My sources for the antislavery resistance in Kansas skew heavily to the radical end. I do what I can with the materials available to me to highlight the less radical elements as well, but I have no good repository of moderate antislavery opinion from the time and place. While the proslavery party’s embrace of violence and suppression of white freedoms certainly radicalized many, and drove others previously sympathetic over to the opposition, not everybody took that journey so far as the Charles Robinsons or George Browns of the day. The constant emphasis on unity in the resolutions of antislavery meetings speak well enough to that. Nor did every moderate come to that place through acts of political opportunism, as James Lane did.
In the September 22 Herald of Freedom, published just after George Brown’s return from the Topeka Convention, latest of the free soil party’s move toward a state government and a subject of future posts, a C. Stearns wrote of his “utter dissent” from the idea that the Free State party should write a constitution and strike for statehood. Stearns’ letter predates the Topeka and Big Springs Conventions alike, but arraigns their project in general. Stearns began by affirming his own antislavery beliefs:
While I honor the motives that actuate the majority of those concerned in this movement, yet believing as I do, that it is fraught with lasting injury to the cause that lies nearer to my heart at present than any other, viz: the making of Kansas a free State, I must unqualified condemn this movement. This I do hesitatingly, for my experience here has convinced me that no man can obey the “light within,” and act as his conscience directs, in all things, without meeting with the common lot of all reformers, viz: ridicule and hatred.
Stearns went on to say that he wrote a lawyer he knew in Boston to get qualified opinions on the matter. His Boston friend understood the situation well enough, saying that free soil Kansans fought “against unscrupulous wickedness, armed with power.” The “utmost sagacity and discretion” would give them little help against a foe who controlled the territory. But the antislavery men of Kansas had a single great weapon at their disposal: the ability “to guide and arouse the Northern feeling.” He thus endorsed repudiation of the legislature. But Stearns and other Kansans should stop there:
I think a State Government, without a basis of sufficient population, would be a mistaken course. That defect would be held by all the nation, a sufficient, though it might only be the pretended reason, for rejecting you, and this would give the enemy the best side of the argument. By ignoring the Legislature, and organizing Territorially [sic], you keep all the principles of right, law, and statesmanship on your side. Whether you fail or succeed in your immediate purpose, this keeping right legally, as well as morally, is a great thing, if possible.
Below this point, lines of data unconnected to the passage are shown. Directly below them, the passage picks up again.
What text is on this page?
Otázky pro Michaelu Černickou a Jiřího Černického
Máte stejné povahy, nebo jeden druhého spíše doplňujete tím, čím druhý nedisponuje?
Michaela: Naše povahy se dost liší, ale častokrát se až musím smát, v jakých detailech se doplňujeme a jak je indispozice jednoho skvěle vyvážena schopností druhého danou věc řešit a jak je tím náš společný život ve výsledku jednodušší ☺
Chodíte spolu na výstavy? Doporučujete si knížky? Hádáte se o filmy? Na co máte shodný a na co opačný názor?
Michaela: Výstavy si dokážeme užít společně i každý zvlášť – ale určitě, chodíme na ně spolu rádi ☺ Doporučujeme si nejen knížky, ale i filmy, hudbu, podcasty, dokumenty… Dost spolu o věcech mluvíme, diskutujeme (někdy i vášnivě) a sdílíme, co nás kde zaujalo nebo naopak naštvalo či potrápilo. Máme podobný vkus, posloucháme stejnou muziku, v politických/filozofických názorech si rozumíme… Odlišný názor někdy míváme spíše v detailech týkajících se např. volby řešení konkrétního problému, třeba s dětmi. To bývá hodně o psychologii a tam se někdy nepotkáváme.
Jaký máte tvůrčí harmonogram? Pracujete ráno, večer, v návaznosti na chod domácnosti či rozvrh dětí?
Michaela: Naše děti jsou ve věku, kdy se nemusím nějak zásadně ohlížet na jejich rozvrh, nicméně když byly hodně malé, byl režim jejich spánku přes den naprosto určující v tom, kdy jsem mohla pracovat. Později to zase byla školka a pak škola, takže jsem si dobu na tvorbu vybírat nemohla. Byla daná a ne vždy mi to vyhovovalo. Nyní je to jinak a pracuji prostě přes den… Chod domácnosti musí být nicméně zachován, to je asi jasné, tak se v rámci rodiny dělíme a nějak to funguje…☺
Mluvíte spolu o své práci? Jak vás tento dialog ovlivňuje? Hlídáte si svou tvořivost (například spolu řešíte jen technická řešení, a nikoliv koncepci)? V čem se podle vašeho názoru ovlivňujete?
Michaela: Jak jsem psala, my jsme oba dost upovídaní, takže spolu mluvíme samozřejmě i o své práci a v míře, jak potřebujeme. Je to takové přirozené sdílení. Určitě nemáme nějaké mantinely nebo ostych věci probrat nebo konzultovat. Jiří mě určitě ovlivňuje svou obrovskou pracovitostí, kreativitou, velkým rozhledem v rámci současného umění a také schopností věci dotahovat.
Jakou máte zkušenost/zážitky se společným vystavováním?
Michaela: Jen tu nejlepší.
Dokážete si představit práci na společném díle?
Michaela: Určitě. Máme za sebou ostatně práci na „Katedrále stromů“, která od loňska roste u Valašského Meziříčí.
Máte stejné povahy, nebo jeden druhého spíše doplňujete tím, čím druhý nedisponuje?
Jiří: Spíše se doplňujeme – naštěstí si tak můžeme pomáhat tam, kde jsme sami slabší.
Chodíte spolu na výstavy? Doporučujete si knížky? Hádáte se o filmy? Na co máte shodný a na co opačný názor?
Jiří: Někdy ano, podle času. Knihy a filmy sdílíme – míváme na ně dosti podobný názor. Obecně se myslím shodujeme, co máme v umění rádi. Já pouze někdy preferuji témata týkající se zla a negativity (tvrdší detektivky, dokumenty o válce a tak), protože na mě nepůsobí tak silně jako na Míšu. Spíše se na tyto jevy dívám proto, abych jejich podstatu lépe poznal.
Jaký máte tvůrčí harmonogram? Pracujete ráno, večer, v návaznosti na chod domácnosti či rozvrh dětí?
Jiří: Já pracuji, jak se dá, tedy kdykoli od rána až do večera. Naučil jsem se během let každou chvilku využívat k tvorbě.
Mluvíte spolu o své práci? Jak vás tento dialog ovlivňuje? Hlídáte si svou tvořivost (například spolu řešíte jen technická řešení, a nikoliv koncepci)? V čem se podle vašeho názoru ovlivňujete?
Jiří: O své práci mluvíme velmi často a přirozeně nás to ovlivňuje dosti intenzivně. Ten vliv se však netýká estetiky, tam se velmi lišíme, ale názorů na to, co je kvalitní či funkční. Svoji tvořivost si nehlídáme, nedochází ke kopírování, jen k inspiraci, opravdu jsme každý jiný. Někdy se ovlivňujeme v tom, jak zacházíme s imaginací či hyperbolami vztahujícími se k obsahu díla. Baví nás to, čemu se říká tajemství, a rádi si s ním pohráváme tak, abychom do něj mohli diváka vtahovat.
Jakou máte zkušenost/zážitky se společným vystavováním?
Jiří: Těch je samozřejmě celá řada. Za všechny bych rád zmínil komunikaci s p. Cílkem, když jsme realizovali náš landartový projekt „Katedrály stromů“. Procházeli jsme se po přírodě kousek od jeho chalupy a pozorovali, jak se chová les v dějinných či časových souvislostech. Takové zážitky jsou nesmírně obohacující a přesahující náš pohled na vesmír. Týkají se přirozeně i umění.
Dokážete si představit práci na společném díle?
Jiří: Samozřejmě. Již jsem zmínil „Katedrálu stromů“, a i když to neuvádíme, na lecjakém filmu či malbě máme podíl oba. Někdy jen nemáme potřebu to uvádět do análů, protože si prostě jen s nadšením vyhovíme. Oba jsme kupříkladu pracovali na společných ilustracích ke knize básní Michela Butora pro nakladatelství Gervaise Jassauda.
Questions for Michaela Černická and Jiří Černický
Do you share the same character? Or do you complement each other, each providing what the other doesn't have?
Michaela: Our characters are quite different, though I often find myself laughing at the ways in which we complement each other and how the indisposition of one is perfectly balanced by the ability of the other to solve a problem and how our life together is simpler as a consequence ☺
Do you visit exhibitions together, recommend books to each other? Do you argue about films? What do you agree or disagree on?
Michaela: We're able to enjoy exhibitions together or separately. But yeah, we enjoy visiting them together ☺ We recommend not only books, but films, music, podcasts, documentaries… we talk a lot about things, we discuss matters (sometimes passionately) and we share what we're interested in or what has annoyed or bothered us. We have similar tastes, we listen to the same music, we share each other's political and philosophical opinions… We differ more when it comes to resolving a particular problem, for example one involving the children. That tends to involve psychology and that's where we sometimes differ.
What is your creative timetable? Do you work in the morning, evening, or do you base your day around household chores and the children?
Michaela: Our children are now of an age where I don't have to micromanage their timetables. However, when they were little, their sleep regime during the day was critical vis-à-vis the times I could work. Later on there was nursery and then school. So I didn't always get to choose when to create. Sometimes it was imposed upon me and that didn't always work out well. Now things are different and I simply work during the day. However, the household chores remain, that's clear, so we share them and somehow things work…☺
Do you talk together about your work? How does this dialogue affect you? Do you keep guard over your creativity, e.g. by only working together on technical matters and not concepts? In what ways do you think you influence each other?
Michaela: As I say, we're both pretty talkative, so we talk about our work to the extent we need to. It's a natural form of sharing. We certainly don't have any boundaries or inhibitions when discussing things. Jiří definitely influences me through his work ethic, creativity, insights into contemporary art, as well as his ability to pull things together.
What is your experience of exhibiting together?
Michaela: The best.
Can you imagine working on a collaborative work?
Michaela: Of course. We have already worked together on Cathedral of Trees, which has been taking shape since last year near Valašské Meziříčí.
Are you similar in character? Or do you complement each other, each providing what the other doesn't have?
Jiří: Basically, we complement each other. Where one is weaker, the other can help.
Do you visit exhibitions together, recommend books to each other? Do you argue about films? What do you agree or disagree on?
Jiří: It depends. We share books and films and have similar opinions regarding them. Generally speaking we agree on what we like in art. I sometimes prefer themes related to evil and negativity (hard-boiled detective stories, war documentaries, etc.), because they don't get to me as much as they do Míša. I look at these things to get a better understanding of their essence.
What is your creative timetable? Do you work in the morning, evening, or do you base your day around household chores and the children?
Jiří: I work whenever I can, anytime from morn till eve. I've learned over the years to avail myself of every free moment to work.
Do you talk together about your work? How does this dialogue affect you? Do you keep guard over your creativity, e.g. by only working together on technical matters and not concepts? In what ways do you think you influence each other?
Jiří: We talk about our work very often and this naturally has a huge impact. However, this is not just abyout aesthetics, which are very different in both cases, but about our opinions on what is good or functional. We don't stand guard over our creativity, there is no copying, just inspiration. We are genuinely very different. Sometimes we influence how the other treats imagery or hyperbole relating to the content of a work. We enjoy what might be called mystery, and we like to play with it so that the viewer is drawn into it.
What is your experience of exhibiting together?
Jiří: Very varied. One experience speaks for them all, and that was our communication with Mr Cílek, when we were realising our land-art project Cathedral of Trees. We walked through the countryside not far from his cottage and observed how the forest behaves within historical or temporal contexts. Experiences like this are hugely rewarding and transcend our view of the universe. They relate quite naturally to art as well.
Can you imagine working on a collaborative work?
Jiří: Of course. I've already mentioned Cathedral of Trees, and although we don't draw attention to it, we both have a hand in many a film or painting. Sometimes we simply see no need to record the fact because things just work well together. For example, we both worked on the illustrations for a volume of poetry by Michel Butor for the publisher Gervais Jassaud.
Easy for him to say off in Boston, but he did have a point. A wildcat state government offered up excuses for most any politician on the national stage to repudiate it. Congress set up a territorial government, not a bunch of random Kansans on their own authority. Usurpation of congressional power would give not just proslavery men a plausible reason to deny the free state men, but also any dubious northerner. Such politicians could then say that they didn’t have a slavery problem in Kansas, but rather a civil disorder that required suppression. Such language had answered resistance to the Fugitive Slave Act, as a Bostonian would know very well.